Ms May is expected to trigger article 50 at the end of March — although she has yet to officially confirm this — meaning there could be at least an eight week delay before member states are authorised to begin negotiating a deal.
The 27 other countries in the EU have pinpointed a meeting of government ministers in Luxembourg on 20 June as the moment to open talks, two EU officials allegedly told Bloomberg Politics on condition of anonymity.
While EU leaders will gather in the spring for a summit to agree on the “framework” for talks, actual discussions cannot begin until detailed negotiation directives drawn up by the European Commission have been officially approved.
After this it might be logistically difficult to schedule a time for the talks, adding further delays.
Until Article 50 is triggered, the Prime Minister controls the timeline for exiting the EU, but after that it will be largely out of her control.
She has been criticised in the past by her EU counterparts for delaying starting the process and acting “without urgency or clarity”. It now looks as if her failure to commit to a date could work against Britain in the long run.
EU officials have suggested Ms May is making it difficult for them to act efficiently by putting off starting the exit; it seems that although they may not be seeking to deliberately punish her dragging her feet, they are finding it difficult to schedule proceedings.
As no announcement has yet been made, it remains unclear whether even the April summit will go ahead, with other events now beginning to fill up the EU diary.
As well as eroding the time the two sides have to strike deal, pushing the start of the discussions back until late June is likely to upset businesses and banks that are seeking early clarity on just what the UK’s withdrawal from the EU means for them.

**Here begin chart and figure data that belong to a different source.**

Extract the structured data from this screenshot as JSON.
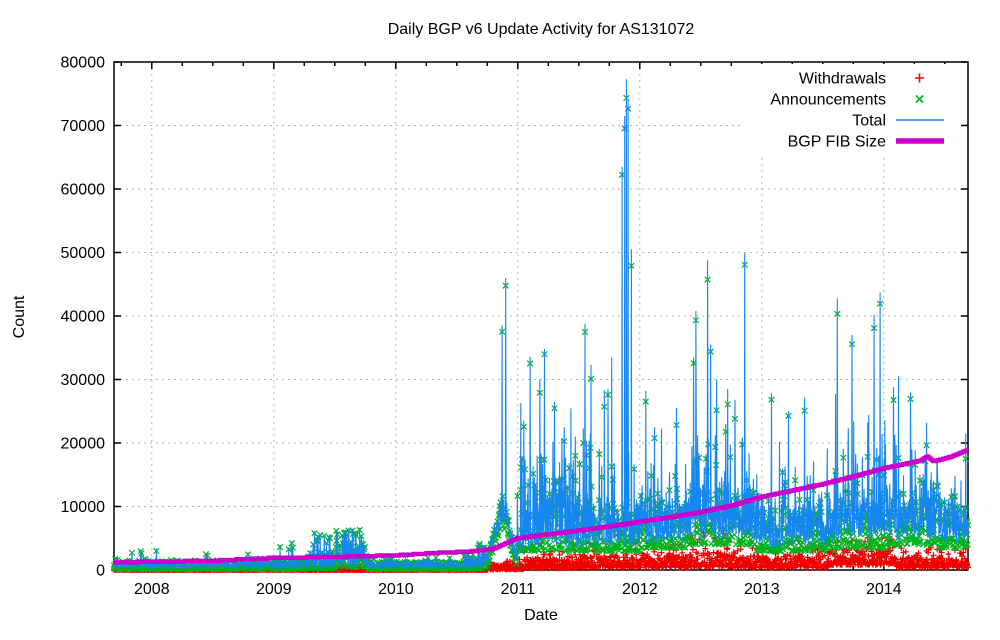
{
  "chart_data": {
    "type": "line+scatter",
    "title": "Daily BGP v6 Update Activity for AS131072",
    "xlabel": "Date",
    "ylabel": "Count",
    "x_domain": [
      2007.69,
      2014.69
    ],
    "y_range": [
      0,
      80000
    ],
    "grid": true,
    "x_ticks": [
      {
        "year": 2008,
        "label": "2008"
      },
      {
        "year": 2009,
        "label": "2009"
      },
      {
        "year": 2010,
        "label": "2010"
      },
      {
        "year": 2011,
        "label": "2011"
      },
      {
        "year": 2012,
        "label": "2012"
      },
      {
        "year": 2013,
        "label": "2013"
      },
      {
        "year": 2014,
        "label": "2014"
      }
    ],
    "x_minor_tick_step": 0.25,
    "y_ticks": [
      {
        "value": 0,
        "label": "0"
      },
      {
        "value": 10000,
        "label": "10000"
      },
      {
        "value": 20000,
        "label": "20000"
      },
      {
        "value": 30000,
        "label": "30000"
      },
      {
        "value": 40000,
        "label": "40000"
      },
      {
        "value": 50000,
        "label": "50000"
      },
      {
        "value": 60000,
        "label": "60000"
      },
      {
        "value": 70000,
        "label": "70000"
      },
      {
        "value": 80000,
        "label": "80000"
      }
    ],
    "colors": {
      "withdrawals": "#ee0000",
      "announcements": "#00b31e",
      "total": "#1787f0",
      "fib": "#cc00cc",
      "grid": "#b3b3b3",
      "axis": "#000000"
    },
    "legend": [
      {
        "label": "Withdrawals",
        "marker": "plus-marker",
        "series": "withdrawals"
      },
      {
        "label": "Announcements",
        "marker": "cross-marker",
        "series": "announcements"
      },
      {
        "label": "Total",
        "marker": "line-sample",
        "series": "total"
      },
      {
        "label": "BGP FIB Size",
        "marker": "thick-line-sample",
        "series": "fib"
      }
    ],
    "series": {
      "withdrawals": {
        "style": "scatter-plus",
        "envelope": [
          [
            2007.69,
            2010.75,
            5,
            180,
            500,
            0.03
          ],
          [
            2010.75,
            2011.05,
            100,
            900,
            1800,
            0.08
          ],
          [
            2011.05,
            2011.55,
            300,
            1800,
            3200,
            0.08
          ],
          [
            2011.55,
            2012.4,
            400,
            2200,
            4200,
            0.08
          ],
          [
            2012.4,
            2012.75,
            500,
            2800,
            6000,
            0.1
          ],
          [
            2012.75,
            2013.55,
            400,
            2200,
            4000,
            0.08
          ],
          [
            2013.55,
            2014.1,
            800,
            3400,
            5200,
            0.1
          ],
          [
            2014.1,
            2014.7,
            400,
            2000,
            3600,
            0.08
          ]
        ]
      },
      "announcements": {
        "style": "scatter-cross",
        "envelope": [
          [
            2007.69,
            2009.28,
            120,
            1500,
            4600,
            0.03
          ],
          [
            2009.28,
            2009.56,
            250,
            2800,
            6300,
            0.1
          ],
          [
            2009.56,
            2009.76,
            500,
            4200,
            6300,
            0.12
          ],
          [
            2009.76,
            2010.55,
            120,
            1300,
            2800,
            0.04
          ],
          [
            2010.55,
            2010.76,
            200,
            2200,
            5000,
            0.08
          ],
          [
            2010.99,
            2011.5,
            3000,
            12500,
            17500,
            0.1
          ],
          [
            2011.5,
            2012.0,
            3000,
            11000,
            20000,
            0.08
          ],
          [
            2012.0,
            2012.4,
            3500,
            10500,
            16000,
            0.08
          ],
          [
            2012.4,
            2012.95,
            4000,
            12500,
            22000,
            0.1
          ],
          [
            2012.95,
            2013.6,
            3000,
            9500,
            16000,
            0.07
          ],
          [
            2013.6,
            2014.05,
            3500,
            11000,
            18000,
            0.09
          ],
          [
            2014.05,
            2014.45,
            4000,
            12500,
            18500,
            0.1
          ],
          [
            2014.45,
            2014.7,
            3500,
            10500,
            15500,
            0.07
          ]
        ],
        "ramp_hump": {
          "start": 2010.76,
          "peak": 2010.875,
          "end": 2010.99,
          "min_base": 800,
          "min_peak": 7300,
          "max_base": 2500,
          "max_peak": 12000
        }
      },
      "total": {
        "style": "line"
      },
      "bgp_fib_size": {
        "style": "thick-line",
        "points": [
          [
            2007.69,
            1200
          ],
          [
            2008.0,
            1300
          ],
          [
            2008.5,
            1450
          ],
          [
            2009.0,
            1900
          ],
          [
            2009.5,
            2050
          ],
          [
            2010.0,
            2300
          ],
          [
            2010.35,
            2700
          ],
          [
            2010.6,
            2900
          ],
          [
            2010.8,
            3300
          ],
          [
            2011.0,
            5000
          ],
          [
            2011.25,
            5600
          ],
          [
            2011.5,
            6200
          ],
          [
            2011.84,
            7100
          ],
          [
            2012.0,
            7600
          ],
          [
            2012.25,
            8300
          ],
          [
            2012.5,
            9100
          ],
          [
            2012.75,
            10100
          ],
          [
            2013.0,
            11500
          ],
          [
            2013.25,
            12500
          ],
          [
            2013.5,
            13500
          ],
          [
            2013.75,
            14700
          ],
          [
            2014.0,
            16000
          ],
          [
            2014.15,
            16600
          ],
          [
            2014.3,
            17200
          ],
          [
            2014.36,
            17900
          ],
          [
            2014.41,
            17100
          ],
          [
            2014.55,
            17800
          ],
          [
            2014.69,
            18900
          ]
        ]
      }
    },
    "spikes": [
      [
        2009.46,
        5600
      ],
      [
        2009.52,
        5900
      ],
      [
        2009.58,
        5200
      ],
      [
        2009.65,
        6300
      ],
      [
        2009.72,
        4800
      ],
      [
        2010.87,
        38500
      ],
      [
        2010.9,
        46000
      ],
      [
        2011.05,
        23500
      ],
      [
        2011.1,
        33600
      ],
      [
        2011.18,
        30000
      ],
      [
        2011.22,
        34800
      ],
      [
        2011.3,
        26500
      ],
      [
        2011.38,
        22500
      ],
      [
        2011.47,
        21000
      ],
      [
        2011.55,
        38800
      ],
      [
        2011.6,
        32300
      ],
      [
        2011.71,
        28300
      ],
      [
        2011.74,
        28500
      ],
      [
        2011.855,
        63500
      ],
      [
        2011.875,
        71500
      ],
      [
        2011.89,
        77300
      ],
      [
        2011.905,
        74200
      ],
      [
        2011.93,
        50500
      ],
      [
        2012.05,
        28200
      ],
      [
        2012.12,
        22500
      ],
      [
        2012.3,
        25500
      ],
      [
        2012.44,
        33500
      ],
      [
        2012.46,
        40800
      ],
      [
        2012.555,
        48800
      ],
      [
        2012.58,
        35500
      ],
      [
        2012.63,
        30000
      ],
      [
        2012.72,
        28500
      ],
      [
        2012.78,
        26800
      ],
      [
        2012.86,
        49900
      ],
      [
        2013.08,
        27800
      ],
      [
        2013.22,
        25000
      ],
      [
        2013.35,
        27200
      ],
      [
        2013.62,
        42800
      ],
      [
        2013.74,
        37000
      ],
      [
        2013.92,
        40200
      ],
      [
        2013.97,
        43700
      ],
      [
        2014.08,
        28800
      ],
      [
        2014.22,
        28000
      ],
      [
        2014.35,
        23200
      ],
      [
        2014.67,
        21500
      ]
    ]
  }
}
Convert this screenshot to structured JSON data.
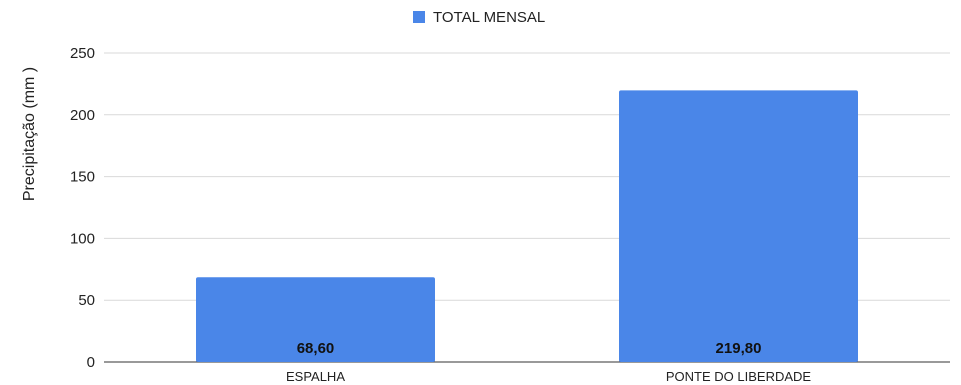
{
  "chart_data": {
    "type": "bar",
    "categories": [
      "ESPALHA",
      "PONTE DO LIBERDADE"
    ],
    "series": [
      {
        "name": "TOTAL MENSAL",
        "values": [
          68.6,
          219.8
        ],
        "color": "#4a86e8"
      }
    ],
    "data_labels": [
      "68,60",
      "219,80"
    ],
    "title": "",
    "xlabel": "",
    "ylabel": "Precipitação (mm )",
    "ylim": [
      0,
      250
    ],
    "yticks": [
      0,
      50,
      100,
      150,
      200,
      250
    ],
    "grid": true,
    "legend": "top-center"
  }
}
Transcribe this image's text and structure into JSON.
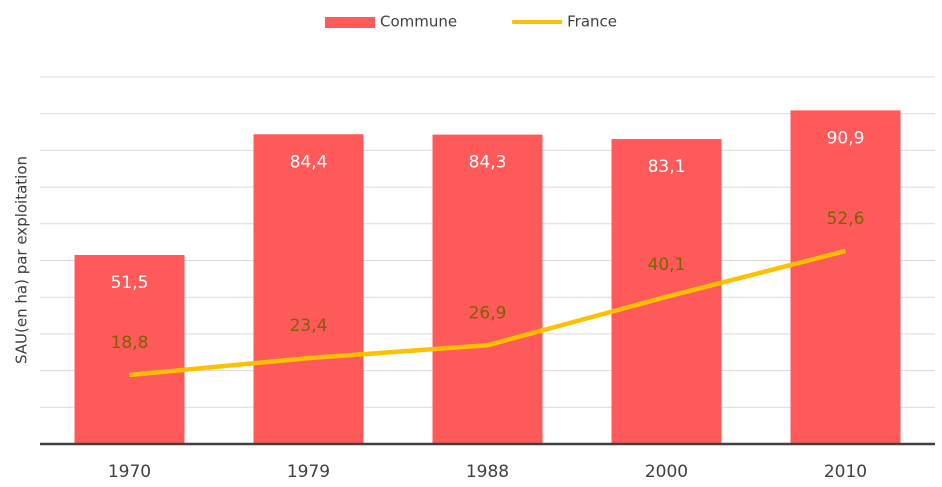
{
  "chart_data": {
    "type": "bar-line",
    "y_label": "SAU(en ha) par exploitation",
    "categories": [
      "1970",
      "1979",
      "1988",
      "2000",
      "2010"
    ],
    "series": [
      {
        "name": "Commune",
        "type": "bar",
        "color": "#ff5a5a",
        "label_color": "#ffffff",
        "values": [
          51.5,
          84.4,
          84.3,
          83.1,
          90.9
        ],
        "value_labels": [
          "51,5",
          "84,4",
          "84,3",
          "83,1",
          "90,9"
        ]
      },
      {
        "name": "France",
        "type": "line",
        "color": "#ffc000",
        "label_color": "#806000",
        "values": [
          18.8,
          23.4,
          26.9,
          40.1,
          52.6
        ],
        "value_labels": [
          "18,8",
          "23,4",
          "26,9",
          "40,1",
          "52,6"
        ]
      }
    ],
    "ylim": [
      0,
      100
    ],
    "yticks": [
      0,
      10,
      20,
      30,
      40,
      50,
      60,
      70,
      80,
      90,
      100
    ],
    "grid": true,
    "legend": "top"
  }
}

How Brexit affected Britain’s favourite foods from Weetabix to Marmite
The two years the UK legally has to strike a deal is already set to be reduced by the need for the agreement to be ratified by the European Parliament before Britain withdraws.
Ms May’s ambition to line up a divorce settlement and a new trade deal within the diminishing timeframe has already been questioned and a delay in starting negotiations will make success even more unlikely.
Publicly, the European Commission signalled this week that it will not drag its heels once Ms May triggers Article 50 and will be ready to give ministers negotiating drafts without delay.
“We stand ready to launch negotiations quickly,” Commission spokesman Margaritis Schinas told reporters in Brussels on Monday.
Once the leaders have adopted their guidelines, “the commission would then immediately issue a recommendation to open the negotiations” for the Europe ministers to authorise.